Normal
Wie viele Träume ich wohl ad acta gelegt habe, nur deshalb,
weil mir irgendjemand sagte, dass es wohl kaum möglich ist sie zu
verwirklichen. Ganz am Anfang, da war ich nicht so leicht abzubringen, da
verlangte ich Erklärungen, damals als Kind, die sich zumeist darin erschöpften,
dass jemand, dem ich Autorität zugestand, aus dem einfachen Grund, weil dieser
erwachsen war, zu mir sagte: „Das ist halt so!“ oder „Das verstehst Du noch
nicht!“ oder „Dafür bist Du noch zu klein!“ Deshalb verlegte ich mich darauf an
meinem Verstehen zu arbeiten, denn das Großwerden geschah völlig ohne mein
Zutun. Doch umso größer ich wurde, umso mehr ich wußte und verstand, umso mehr
Fragen eröffneten sich. Im Grunde änderte sich nichts, bis auf das, dass
Autoritäten, die mir nichts Besseres zu antworten wußten, ihre Autorität
verloren. Ich war nicht aufmüpfig in einem destruktivem Sinne des einfach
Dagegen-seins, doch wer meinte Autorität zu haben, mußte es erweisen. Nicht
Amt, nicht Besitz oder soziale Stellung ließ ich als Autorität gelten, ganz
egal um wen es sich handelte, sondern nur die, die mir Antwort zu geben
vermochte, die mich ernst nahmen, im Dialog bleibend, nicht abfertigen mußten
mit fadenscheinigen Floskeln, die Gedanken wagten, über den Tellerrand hinaus,
die mich wachsen oder einfach nur sein ließen.
Wenn ein Kind zu laufen beginnt, dann wird es oft stolpern
und hinfallen. Niemand würde wohl auf die Idee kommen zu sagen: „Du hast jetzt
15 Versuche unternommen, acht davon sind gescheitert, d.h. Du hast eine Erfolgsquote
von unter 50%. Du bist durchgefallen und gescheitert. Am besten läßt Du das mit
dem Gehen lernen lieber ganz bleiben.“ Nein, das würde gewiß niemand machen.

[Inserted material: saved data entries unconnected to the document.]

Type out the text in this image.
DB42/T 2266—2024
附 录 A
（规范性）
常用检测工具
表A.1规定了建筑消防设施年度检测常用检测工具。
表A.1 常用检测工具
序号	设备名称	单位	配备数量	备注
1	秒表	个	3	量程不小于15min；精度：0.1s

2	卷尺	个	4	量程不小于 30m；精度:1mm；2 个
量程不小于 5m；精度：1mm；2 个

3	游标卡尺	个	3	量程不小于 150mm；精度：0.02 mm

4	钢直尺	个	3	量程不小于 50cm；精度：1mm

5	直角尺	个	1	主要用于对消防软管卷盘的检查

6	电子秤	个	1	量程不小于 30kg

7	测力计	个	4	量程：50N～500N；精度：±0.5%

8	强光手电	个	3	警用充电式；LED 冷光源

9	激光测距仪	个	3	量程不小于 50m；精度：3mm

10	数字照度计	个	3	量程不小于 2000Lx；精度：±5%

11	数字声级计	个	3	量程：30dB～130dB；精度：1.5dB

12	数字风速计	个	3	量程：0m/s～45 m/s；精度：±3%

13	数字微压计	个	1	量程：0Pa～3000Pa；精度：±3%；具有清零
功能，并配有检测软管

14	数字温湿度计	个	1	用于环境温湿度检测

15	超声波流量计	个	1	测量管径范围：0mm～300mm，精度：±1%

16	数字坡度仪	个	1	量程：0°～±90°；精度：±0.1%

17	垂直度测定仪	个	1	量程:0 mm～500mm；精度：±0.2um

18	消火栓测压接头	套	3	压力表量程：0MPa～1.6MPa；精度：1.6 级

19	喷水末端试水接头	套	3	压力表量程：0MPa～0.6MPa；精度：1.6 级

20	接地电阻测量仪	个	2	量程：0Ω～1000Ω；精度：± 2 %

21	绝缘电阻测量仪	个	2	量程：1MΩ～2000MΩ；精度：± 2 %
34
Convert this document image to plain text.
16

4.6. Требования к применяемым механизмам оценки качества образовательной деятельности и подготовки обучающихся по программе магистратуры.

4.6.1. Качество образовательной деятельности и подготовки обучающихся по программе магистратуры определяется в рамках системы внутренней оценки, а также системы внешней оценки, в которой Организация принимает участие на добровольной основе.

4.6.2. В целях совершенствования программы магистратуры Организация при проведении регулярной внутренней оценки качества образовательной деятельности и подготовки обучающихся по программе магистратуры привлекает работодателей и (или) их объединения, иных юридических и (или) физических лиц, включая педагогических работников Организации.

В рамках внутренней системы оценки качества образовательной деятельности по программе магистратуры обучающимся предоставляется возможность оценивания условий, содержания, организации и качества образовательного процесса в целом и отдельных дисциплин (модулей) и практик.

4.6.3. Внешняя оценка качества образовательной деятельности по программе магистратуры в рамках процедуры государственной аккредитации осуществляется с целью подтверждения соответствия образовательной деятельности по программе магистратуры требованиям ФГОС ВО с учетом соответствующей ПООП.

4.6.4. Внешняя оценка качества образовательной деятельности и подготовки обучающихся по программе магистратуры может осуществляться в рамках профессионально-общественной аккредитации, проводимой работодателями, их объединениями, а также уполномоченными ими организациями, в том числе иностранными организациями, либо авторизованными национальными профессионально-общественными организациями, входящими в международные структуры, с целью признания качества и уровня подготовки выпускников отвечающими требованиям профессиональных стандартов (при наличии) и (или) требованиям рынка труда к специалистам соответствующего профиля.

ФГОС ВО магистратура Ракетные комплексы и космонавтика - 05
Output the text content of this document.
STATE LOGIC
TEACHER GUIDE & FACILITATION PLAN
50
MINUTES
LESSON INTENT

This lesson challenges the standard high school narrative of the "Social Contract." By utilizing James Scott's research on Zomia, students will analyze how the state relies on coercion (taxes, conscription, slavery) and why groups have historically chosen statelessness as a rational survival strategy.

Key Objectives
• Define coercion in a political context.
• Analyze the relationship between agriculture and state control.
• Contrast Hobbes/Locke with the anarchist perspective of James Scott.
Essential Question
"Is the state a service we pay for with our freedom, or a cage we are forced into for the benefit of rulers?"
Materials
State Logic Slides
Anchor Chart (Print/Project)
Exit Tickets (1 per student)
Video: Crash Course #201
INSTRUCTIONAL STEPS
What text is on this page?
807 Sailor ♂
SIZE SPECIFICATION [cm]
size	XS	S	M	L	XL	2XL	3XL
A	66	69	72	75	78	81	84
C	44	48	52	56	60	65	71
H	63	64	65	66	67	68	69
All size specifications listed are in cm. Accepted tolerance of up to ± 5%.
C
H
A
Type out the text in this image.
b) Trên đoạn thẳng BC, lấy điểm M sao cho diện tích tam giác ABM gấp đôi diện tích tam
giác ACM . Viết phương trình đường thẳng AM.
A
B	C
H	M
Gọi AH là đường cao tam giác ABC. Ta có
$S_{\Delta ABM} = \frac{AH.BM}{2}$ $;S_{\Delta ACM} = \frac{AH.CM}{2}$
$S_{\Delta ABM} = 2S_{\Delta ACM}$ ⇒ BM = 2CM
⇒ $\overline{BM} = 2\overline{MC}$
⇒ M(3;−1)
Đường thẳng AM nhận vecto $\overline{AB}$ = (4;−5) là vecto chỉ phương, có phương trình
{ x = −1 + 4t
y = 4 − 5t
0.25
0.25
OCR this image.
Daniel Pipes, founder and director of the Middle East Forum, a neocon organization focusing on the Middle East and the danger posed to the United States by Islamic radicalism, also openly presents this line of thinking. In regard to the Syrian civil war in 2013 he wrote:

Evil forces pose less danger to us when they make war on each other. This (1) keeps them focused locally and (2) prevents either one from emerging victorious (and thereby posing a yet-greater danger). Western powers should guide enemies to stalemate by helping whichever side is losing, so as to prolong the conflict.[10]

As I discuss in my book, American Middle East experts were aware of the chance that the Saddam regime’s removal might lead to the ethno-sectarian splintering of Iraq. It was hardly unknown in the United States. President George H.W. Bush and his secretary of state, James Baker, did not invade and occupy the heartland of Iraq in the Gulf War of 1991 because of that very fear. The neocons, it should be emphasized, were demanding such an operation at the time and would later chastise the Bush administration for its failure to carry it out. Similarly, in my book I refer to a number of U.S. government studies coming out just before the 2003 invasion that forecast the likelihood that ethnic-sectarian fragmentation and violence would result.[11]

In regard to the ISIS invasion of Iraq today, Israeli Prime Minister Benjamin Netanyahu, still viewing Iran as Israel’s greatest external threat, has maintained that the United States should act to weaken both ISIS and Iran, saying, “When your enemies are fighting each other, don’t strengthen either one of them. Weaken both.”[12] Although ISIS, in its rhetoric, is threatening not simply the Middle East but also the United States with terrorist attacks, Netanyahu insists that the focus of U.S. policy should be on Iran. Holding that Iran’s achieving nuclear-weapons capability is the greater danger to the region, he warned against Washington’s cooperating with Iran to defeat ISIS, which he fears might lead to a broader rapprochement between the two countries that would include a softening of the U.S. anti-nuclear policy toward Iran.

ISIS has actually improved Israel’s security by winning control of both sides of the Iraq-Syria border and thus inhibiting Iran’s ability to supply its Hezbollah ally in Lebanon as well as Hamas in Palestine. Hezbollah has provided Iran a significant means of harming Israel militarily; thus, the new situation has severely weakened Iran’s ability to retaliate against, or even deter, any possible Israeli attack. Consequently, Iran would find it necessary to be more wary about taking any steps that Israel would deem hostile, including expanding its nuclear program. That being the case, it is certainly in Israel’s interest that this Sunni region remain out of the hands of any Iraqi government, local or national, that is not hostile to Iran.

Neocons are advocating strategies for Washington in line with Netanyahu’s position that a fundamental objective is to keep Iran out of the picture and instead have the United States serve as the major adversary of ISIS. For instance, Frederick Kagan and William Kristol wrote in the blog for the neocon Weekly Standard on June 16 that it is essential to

Ganz im Gegenteil, jeder würde das Kind für seine Fortschritte loben, würde
jede, noch so kleine Verbesserung unterstreichen. Darin kommt das Scheitern
noch nicht vor. Genauso gewiß ist es jedoch, dass während der gesamten
Schulzeit genau das gemacht wird, die Fortschritte ignoriert, und das Scheitern
in Form von Fehlern, im Fokus der Betrachtung stehen. Und mit Präzision und
Vehemenz wird dem Menschen eingetrichtert, dass er nichts so sehr zu fürchten
hat wie das Scheitern. So lange zumindest, bis die innere Stimme die äußere
übernimmt, den Tatendrang lähmt, wenn auch nur der Gedanke der Möglichkeit zu
scheitern besteht.
Träume brauchen Flügel, doch die sind längst gestutzt
worden. Kinder können fliegen, so lange, bis ihnen die Angst vor dem Absturz
vehement genug eingetrichtert wurde, dass sie es nicht einmal mehr wagen die
Füße vom Boden zu heben. Ganze Arbeit wird an ihnen geleistet. Entlassen in die
Welt, flugunfähig und eingespannt in ein Gedankenkorsett. Dein tägliches Abend-
und Morgengebet laute: „Lieber Gott, lass mich normal sein.“ Leblos,
gedankenlos, traumlos, hoffnungslos, sehnsuchtslos, doch Hauptsache, fehlerlos.